やさしいベッドで半分死にたい【完】
「周」
囁き落とされる声のやさしさで、泣き出してしまいそうだ。こんなにも汚い。あなたに見つけてもらえたころの私には、もう、戻れそうにもない。
「機嫌を直してくれないか」
うっとりとため息を吐き出したくなるくらいにあまい声だった。しっかりと耳元に囁かれて、瞼をきつく瞑っている。

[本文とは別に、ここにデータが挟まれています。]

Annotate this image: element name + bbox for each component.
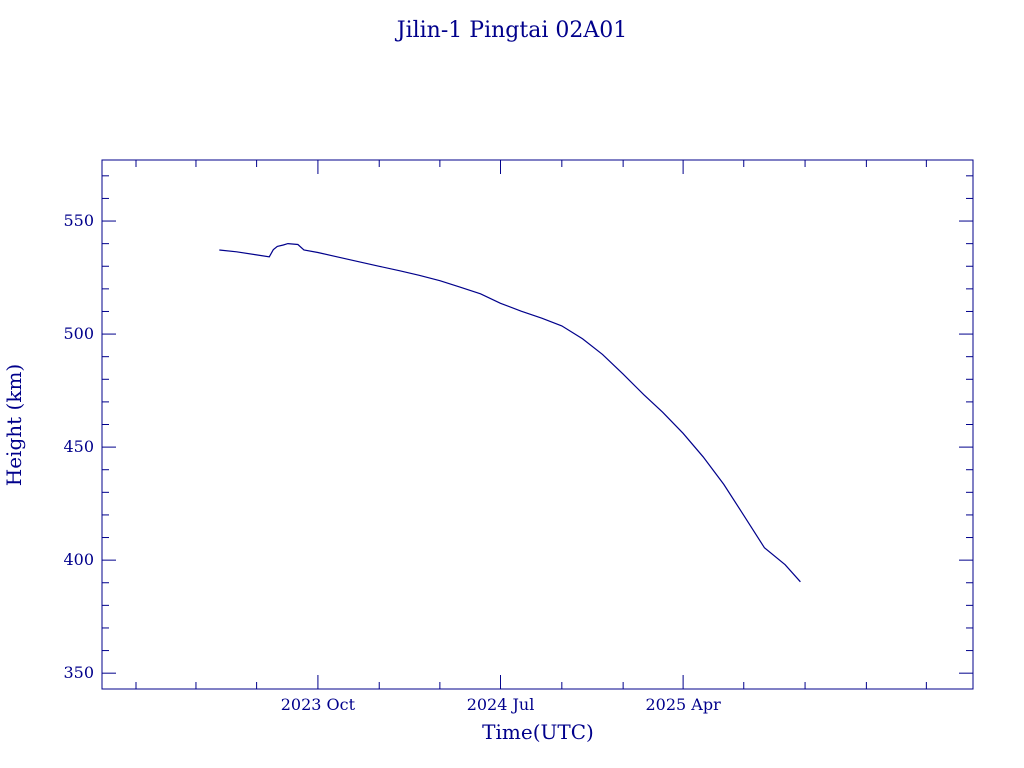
y-tick-label: 450 (63, 437, 94, 456)
y-tick-label: 500 (63, 324, 94, 343)
x-tick-label: 2023 Oct (281, 695, 356, 714)
x-tick-label: 2024 Jul (467, 695, 535, 714)
y-tick-label: 550 (63, 211, 94, 230)
chart-title: Jilin-1 Pingtai 02A01 (395, 18, 627, 43)
height-line (219, 242, 801, 583)
y-axis-label: Height (km) (2, 364, 26, 486)
y-tick-label: 350 (63, 663, 94, 682)
plot-frame (101, 159, 974, 690)
x-tick-label: 2025 Apr (645, 695, 721, 714)
axis-ticks (102, 160, 973, 689)
y-tick-label: 400 (63, 550, 94, 569)
x-axis-label: Time(UTC) (482, 720, 594, 744)
axis-tick-labels: 350 400 450 500 550 2023 Oct 2024 Jul 2025 Apr (63, 211, 721, 714)
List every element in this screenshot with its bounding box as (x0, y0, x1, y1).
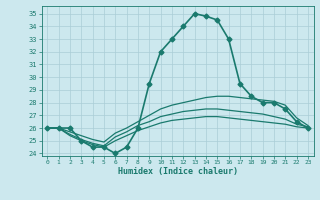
X-axis label: Humidex (Indice chaleur): Humidex (Indice chaleur) (118, 167, 237, 176)
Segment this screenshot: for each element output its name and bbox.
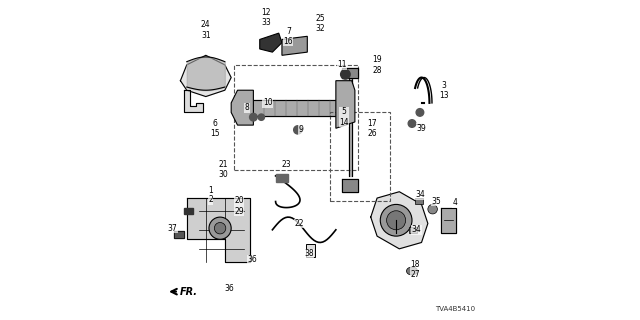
Polygon shape bbox=[187, 198, 250, 261]
Circle shape bbox=[387, 211, 406, 230]
Polygon shape bbox=[174, 231, 184, 238]
Text: 12
33: 12 33 bbox=[261, 8, 271, 27]
Text: 6
15: 6 15 bbox=[211, 119, 220, 138]
Text: 21
30: 21 30 bbox=[218, 160, 228, 179]
Text: 34: 34 bbox=[412, 225, 422, 234]
Circle shape bbox=[209, 217, 231, 239]
Text: 19
28: 19 28 bbox=[372, 55, 382, 75]
Text: 5
14: 5 14 bbox=[339, 108, 349, 127]
Polygon shape bbox=[336, 81, 355, 128]
Circle shape bbox=[294, 126, 302, 134]
Text: 38: 38 bbox=[304, 249, 314, 258]
Text: 10: 10 bbox=[263, 99, 273, 108]
Polygon shape bbox=[282, 36, 307, 55]
Text: 8: 8 bbox=[244, 103, 250, 112]
Text: 9: 9 bbox=[298, 125, 303, 134]
Text: 23: 23 bbox=[282, 160, 291, 169]
Polygon shape bbox=[260, 33, 282, 52]
Polygon shape bbox=[342, 68, 358, 77]
Ellipse shape bbox=[406, 267, 417, 275]
Polygon shape bbox=[342, 179, 358, 192]
Circle shape bbox=[408, 120, 416, 127]
Bar bbox=[184, 208, 193, 214]
Text: 3
13: 3 13 bbox=[439, 81, 449, 100]
Polygon shape bbox=[247, 100, 336, 116]
Text: 35: 35 bbox=[431, 197, 441, 206]
Bar bbox=[409, 227, 417, 233]
Circle shape bbox=[428, 204, 437, 214]
Text: 34: 34 bbox=[415, 190, 425, 199]
Circle shape bbox=[250, 113, 257, 121]
Text: 39: 39 bbox=[417, 124, 426, 133]
Text: 17
26: 17 26 bbox=[367, 119, 377, 138]
Polygon shape bbox=[231, 90, 253, 125]
Circle shape bbox=[416, 108, 424, 116]
Text: 37: 37 bbox=[168, 224, 177, 233]
Text: 36: 36 bbox=[247, 255, 257, 264]
Polygon shape bbox=[184, 90, 203, 112]
Bar bbox=[415, 198, 423, 204]
Bar bbox=[276, 174, 288, 182]
Polygon shape bbox=[440, 208, 456, 233]
Circle shape bbox=[380, 204, 412, 236]
Text: 1: 1 bbox=[208, 186, 213, 195]
Circle shape bbox=[258, 114, 264, 120]
Text: 20
29: 20 29 bbox=[234, 196, 244, 216]
Text: 7
16: 7 16 bbox=[284, 27, 293, 46]
Text: FR.: FR. bbox=[180, 287, 198, 297]
Text: TVA4B5410: TVA4B5410 bbox=[435, 306, 476, 312]
Polygon shape bbox=[371, 192, 428, 249]
Text: 36: 36 bbox=[225, 284, 234, 293]
Polygon shape bbox=[349, 77, 352, 176]
Text: 22: 22 bbox=[294, 219, 304, 228]
Text: 25
32: 25 32 bbox=[315, 14, 325, 33]
Text: 11: 11 bbox=[337, 60, 347, 69]
Text: 18
27: 18 27 bbox=[410, 260, 420, 279]
Circle shape bbox=[340, 69, 350, 79]
Circle shape bbox=[214, 222, 226, 234]
Text: 4: 4 bbox=[452, 198, 457, 207]
Text: 24
31: 24 31 bbox=[201, 20, 211, 40]
Polygon shape bbox=[180, 55, 231, 97]
Text: 2: 2 bbox=[208, 195, 213, 204]
Bar bbox=[306, 244, 316, 257]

窓越しに見ても、たまらず愛を告げたくなるようなやさしさだっただろう。見る資格もない。あなたに愛されるような綺麗な人間じゃない。
「こっち、向いてくれ」
どうして懇願するみたいに、囁いてくれるのだろう。胸がしびれて、壊れてしまいそうだった。
こなごな、ばらばら、どんな音だろう。
胸を押さえてうずくまってしまいたい。
「あまね」
もう一度花岡に呼ばれてしまえば、あっけなく顔が振り返ってしまった。すぐ近くで、花岡の瞳がゆるむ。
「不機嫌では、ないです」
「そうか。それはよかった」
「急に変なことを言うのはやめてください」
「変なこと?」
わざと私の口に出させようとしているのは一目瞭然で、すこしふざけたような人の胸に恐る恐る触れた。
意地悪を叩くようにと思って、手を軽く触れさせたのに、あっけなく大きな指にとらえられる。まるで私の行動なんて、すべて知られているみたいだと思った。